To help you in your quest for better random numbers, consider the fairly recent addition to C++, C++11 Pseudo Random Number Generators. Mersenne twister and lots of others are there. It's a pretty well-thought out system. I see two ways you could test those sequences:

• make a system call from Fortran to a little C++ utility that generates a bunch of them for you or
• bind the random number generators to Fortran through ISO_C_BINDING.
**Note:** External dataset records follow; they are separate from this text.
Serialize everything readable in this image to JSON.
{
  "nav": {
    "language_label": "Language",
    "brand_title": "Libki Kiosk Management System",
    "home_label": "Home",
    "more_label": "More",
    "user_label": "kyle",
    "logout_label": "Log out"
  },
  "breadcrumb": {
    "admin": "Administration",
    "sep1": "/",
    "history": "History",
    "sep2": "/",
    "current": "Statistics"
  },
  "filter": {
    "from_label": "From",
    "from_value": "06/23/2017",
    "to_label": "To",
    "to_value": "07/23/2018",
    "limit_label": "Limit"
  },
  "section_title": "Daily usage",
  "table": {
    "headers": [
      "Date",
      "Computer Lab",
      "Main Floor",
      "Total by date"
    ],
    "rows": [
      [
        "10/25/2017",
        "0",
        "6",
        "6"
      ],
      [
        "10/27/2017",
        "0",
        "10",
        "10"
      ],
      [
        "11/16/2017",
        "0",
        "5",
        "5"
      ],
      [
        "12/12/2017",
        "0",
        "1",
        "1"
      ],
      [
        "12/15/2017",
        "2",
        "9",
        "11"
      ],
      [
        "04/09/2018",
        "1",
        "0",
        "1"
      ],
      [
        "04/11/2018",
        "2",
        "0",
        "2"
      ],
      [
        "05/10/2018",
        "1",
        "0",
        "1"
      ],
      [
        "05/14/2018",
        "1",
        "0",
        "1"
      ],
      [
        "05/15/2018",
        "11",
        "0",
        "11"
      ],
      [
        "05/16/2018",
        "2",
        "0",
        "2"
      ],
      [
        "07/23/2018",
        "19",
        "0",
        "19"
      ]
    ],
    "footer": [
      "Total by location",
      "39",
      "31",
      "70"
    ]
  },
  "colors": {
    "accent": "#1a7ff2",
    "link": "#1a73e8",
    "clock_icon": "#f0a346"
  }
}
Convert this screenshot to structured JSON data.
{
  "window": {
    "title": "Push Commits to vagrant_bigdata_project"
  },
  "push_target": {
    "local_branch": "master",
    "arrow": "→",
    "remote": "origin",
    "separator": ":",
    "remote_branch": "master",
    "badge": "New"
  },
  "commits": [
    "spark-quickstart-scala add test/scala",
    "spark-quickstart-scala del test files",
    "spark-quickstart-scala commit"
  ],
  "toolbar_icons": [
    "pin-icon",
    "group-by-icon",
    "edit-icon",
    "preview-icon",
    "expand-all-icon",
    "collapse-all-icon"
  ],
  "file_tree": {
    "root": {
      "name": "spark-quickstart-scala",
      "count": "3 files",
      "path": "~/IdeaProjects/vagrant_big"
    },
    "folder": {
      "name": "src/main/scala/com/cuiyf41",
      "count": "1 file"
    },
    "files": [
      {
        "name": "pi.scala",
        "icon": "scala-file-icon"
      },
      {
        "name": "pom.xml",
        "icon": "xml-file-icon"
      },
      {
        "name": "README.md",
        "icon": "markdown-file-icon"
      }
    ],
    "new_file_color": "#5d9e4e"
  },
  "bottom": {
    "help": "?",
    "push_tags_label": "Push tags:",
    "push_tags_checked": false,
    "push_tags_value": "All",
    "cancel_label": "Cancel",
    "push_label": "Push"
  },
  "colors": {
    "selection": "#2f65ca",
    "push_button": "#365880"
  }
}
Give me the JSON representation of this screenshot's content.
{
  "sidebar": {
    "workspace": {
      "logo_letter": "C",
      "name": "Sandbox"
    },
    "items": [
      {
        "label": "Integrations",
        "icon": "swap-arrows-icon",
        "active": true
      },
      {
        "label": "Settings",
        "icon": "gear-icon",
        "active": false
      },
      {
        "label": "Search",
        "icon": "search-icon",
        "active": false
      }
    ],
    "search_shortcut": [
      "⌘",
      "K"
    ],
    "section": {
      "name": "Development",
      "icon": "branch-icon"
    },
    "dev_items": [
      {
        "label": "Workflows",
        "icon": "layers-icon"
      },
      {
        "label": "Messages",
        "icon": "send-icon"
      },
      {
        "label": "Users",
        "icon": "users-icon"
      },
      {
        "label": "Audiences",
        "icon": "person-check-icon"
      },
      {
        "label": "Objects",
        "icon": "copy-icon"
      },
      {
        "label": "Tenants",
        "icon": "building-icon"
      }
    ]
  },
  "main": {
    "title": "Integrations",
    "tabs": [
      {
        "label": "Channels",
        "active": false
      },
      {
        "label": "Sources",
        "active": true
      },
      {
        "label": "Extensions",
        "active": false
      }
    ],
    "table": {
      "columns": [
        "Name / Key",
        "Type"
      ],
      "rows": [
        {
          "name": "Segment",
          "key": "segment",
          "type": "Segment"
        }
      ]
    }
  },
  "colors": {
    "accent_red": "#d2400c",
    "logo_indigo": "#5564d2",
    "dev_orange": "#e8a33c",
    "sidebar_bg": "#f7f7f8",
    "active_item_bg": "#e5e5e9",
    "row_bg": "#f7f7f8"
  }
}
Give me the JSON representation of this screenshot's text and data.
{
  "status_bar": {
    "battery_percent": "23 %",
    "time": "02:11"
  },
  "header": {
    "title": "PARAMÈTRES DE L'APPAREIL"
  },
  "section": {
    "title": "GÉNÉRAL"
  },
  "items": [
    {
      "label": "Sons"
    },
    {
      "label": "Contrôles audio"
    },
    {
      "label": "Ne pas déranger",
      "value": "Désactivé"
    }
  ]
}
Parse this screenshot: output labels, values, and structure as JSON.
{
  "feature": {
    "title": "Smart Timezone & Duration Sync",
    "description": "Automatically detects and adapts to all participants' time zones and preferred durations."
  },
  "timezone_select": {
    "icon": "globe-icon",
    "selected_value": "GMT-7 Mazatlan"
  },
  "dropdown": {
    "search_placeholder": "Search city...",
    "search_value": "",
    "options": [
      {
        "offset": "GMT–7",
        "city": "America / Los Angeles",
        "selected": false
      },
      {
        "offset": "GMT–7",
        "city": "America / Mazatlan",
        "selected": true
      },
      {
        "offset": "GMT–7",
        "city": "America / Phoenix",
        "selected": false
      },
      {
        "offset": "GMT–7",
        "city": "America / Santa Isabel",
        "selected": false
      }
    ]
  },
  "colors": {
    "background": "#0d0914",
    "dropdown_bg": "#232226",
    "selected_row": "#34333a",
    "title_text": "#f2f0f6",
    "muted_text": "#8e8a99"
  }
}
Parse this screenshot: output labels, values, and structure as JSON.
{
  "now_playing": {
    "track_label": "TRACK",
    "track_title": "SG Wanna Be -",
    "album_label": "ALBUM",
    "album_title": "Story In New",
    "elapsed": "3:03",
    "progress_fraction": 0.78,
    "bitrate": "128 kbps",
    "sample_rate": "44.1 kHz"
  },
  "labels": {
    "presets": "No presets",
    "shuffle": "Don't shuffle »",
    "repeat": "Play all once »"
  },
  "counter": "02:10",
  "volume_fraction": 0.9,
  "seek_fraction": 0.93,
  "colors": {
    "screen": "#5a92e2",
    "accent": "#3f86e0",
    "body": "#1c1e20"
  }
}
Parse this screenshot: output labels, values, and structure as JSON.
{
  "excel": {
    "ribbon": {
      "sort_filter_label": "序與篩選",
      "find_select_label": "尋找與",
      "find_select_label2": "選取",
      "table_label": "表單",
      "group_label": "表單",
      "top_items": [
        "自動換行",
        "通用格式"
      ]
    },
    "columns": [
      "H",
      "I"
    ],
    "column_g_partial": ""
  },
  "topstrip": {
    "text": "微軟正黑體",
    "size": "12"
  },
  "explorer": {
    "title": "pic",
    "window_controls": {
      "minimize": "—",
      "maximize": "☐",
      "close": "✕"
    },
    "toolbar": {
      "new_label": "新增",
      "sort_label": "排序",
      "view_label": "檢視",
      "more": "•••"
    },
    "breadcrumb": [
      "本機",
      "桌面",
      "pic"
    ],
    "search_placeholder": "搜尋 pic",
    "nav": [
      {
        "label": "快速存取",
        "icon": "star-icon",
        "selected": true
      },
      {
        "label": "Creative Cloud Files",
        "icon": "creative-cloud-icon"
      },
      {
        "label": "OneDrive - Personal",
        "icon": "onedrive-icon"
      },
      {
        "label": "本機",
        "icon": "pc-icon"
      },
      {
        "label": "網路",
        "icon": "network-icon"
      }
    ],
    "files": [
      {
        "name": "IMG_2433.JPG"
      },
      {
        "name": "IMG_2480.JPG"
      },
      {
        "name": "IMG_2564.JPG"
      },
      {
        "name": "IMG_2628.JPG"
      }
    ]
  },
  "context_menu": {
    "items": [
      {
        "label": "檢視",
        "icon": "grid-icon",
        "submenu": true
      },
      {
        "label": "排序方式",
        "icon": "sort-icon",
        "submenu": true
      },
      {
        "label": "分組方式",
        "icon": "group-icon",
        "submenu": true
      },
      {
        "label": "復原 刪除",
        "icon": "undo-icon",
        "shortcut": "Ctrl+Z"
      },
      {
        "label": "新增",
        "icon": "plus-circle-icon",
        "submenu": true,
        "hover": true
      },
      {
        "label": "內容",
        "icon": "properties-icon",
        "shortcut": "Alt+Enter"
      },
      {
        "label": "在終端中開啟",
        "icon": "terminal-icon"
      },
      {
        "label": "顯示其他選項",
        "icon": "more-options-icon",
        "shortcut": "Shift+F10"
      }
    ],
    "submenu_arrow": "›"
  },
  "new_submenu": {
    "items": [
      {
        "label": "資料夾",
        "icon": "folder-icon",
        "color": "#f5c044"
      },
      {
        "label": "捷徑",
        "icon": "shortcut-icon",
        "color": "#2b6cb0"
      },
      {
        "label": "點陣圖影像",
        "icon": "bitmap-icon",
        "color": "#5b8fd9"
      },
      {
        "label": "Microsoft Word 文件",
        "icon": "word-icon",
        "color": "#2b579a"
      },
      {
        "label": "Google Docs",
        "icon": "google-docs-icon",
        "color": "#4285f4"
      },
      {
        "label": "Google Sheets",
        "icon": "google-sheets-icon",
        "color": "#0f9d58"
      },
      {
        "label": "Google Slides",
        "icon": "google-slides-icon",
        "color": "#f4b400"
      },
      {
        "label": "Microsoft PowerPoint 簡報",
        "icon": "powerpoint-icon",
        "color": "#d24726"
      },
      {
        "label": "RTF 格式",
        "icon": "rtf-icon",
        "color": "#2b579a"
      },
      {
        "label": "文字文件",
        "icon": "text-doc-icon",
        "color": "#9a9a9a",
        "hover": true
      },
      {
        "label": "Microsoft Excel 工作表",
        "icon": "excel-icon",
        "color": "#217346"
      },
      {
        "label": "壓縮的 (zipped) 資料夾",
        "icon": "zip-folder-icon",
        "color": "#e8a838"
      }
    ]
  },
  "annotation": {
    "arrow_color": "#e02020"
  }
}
I prefer the second and because the bindings are a little tricky, I have prepared an example. The files are:

1. cxx11_rand.h and cxx11_rand.cpp which define calls to the random number generator
2. c_rand.cpp which calls the C++ functions in C functions
3. f_rand_M.f90 which binds the C functions to Fortran
4. f_main.f90 which uses the module functions to generate 10 random numbers in [0,1).

cxx11_rand.h

#ifndef CXX11_RAND_H
#define CXX11_RAND_H

void cxx11_init();
double cxx11_rand();

#endif

cxx11_rand.cpp

#include <algorithm>
#include <cstdio>
#include <memory>
#include <random>
#include <set>
#include <vector>
#include <chrono>
#include <thread>
#include <iostream>

#include "cxx11_rand.h"

static std::unique_ptr<std::uniform_real_distribution<>> dist;
static std::unique_ptr<std::mt19937_64> eng;

void cxx11_init(){
    eng = std::unique_ptr<std::mt19937_64>( new std::mt19937_64(std::random_device{}()) );
    dist = std::unique_ptr< std::uniform_real_distribution<> >( new std::uniform_real_distribution<>(0.0,1.0) );
}

double cxx11_rand(){
    return (*dist)( *eng );
}

c_rand.cpp

#include "cxx11_rand.h"

#ifdef __cplusplus
extern "C" {
#endif

void c_init(){
    cxx11_init();
}

double c_rand(){
    return cxx11_rand();
}

#ifdef __cplusplus
}
#endif

f_rand_M.f90

module f_rand_M

    implicit none

    !define fortran interface bindings to C functions
    interface

        subroutine fi_init() bind(C, name="c_init")
        end subroutine

        real(C_DOUBLE) function fi_rand() bind(C, name="c_rand")
            use ISO_C_BINDING, only: C_DOUBLE
        end function

    end interface

contains

    subroutine f_init()
        call fi_init()
    end subroutine

    real(C_DOUBLE) function f_rand()
        use ISO_C_BINDING, only: C_DOUBLE
        f_rand = fi_rand()
    end function

end module

f_main.f90

program main

    use f_rand_M

    implicit none
    integer :: i

    call f_init()
    do i=1,10
        write(*,*)f_rand()
    end do

end program

You can compile/link with the following GNU commands

echo "compiling objects"
g++ -c --std=c++11 cxx11_rand.cpp c_rand.cpp
gfortran -c f_rand_M.f90

echo "building & executing fortran main"
gfortran f_main.f90 f_rand_M.o c_rand.o cxx11_rand.o -lstdc++ -o f_main.exe
./f_main.exe

Your output should look like this (with different random numbers of course--the seed here was chosen from a "source of entropy", e.g. wall time).

compiling objects
building & executing fortran main
  0.47439556226575341
  0.11177335018127127
  0.10417488557661241
  0.77378163596792404
  0.20780793755332663
  0.27951447624366532
  0.66920698086955666
  0.80676663600103105
  0.98028384008440417
  0.88893587108730432

I used GCC 4.9 on a Mac for testing.

Answer 3

The particular random number generator used depends on the compiler. Perhaps documented, perhaps not. Perhaps subject to change. For high quality work, I would use library / source code from elsewhere. A webpage with Fortran implementations of the Mersenne Twister: http://www.math.sci.hiroshima-u.ac.jp/~m-mat/MT/VERSIONS/FORTRAN/fortran.html. I have used http://theo.phys.sci.hiroshima-u.ac.jp/~ishikawa/PRNG/mt_stream_en.html and verified against the original implementation. This version is useful for multi-threaded programs.

Answer 4

PRNG is a bad option when you are doing MC and it does not matter in which programming language. For MC simulations it is always good idea to use service like Random ORG or hardware random number generator. The book Effective Java, in Item 47, clearly shows an example of problematic PRNG. With PRNGs you are never sure that you are OK with their internal implementation.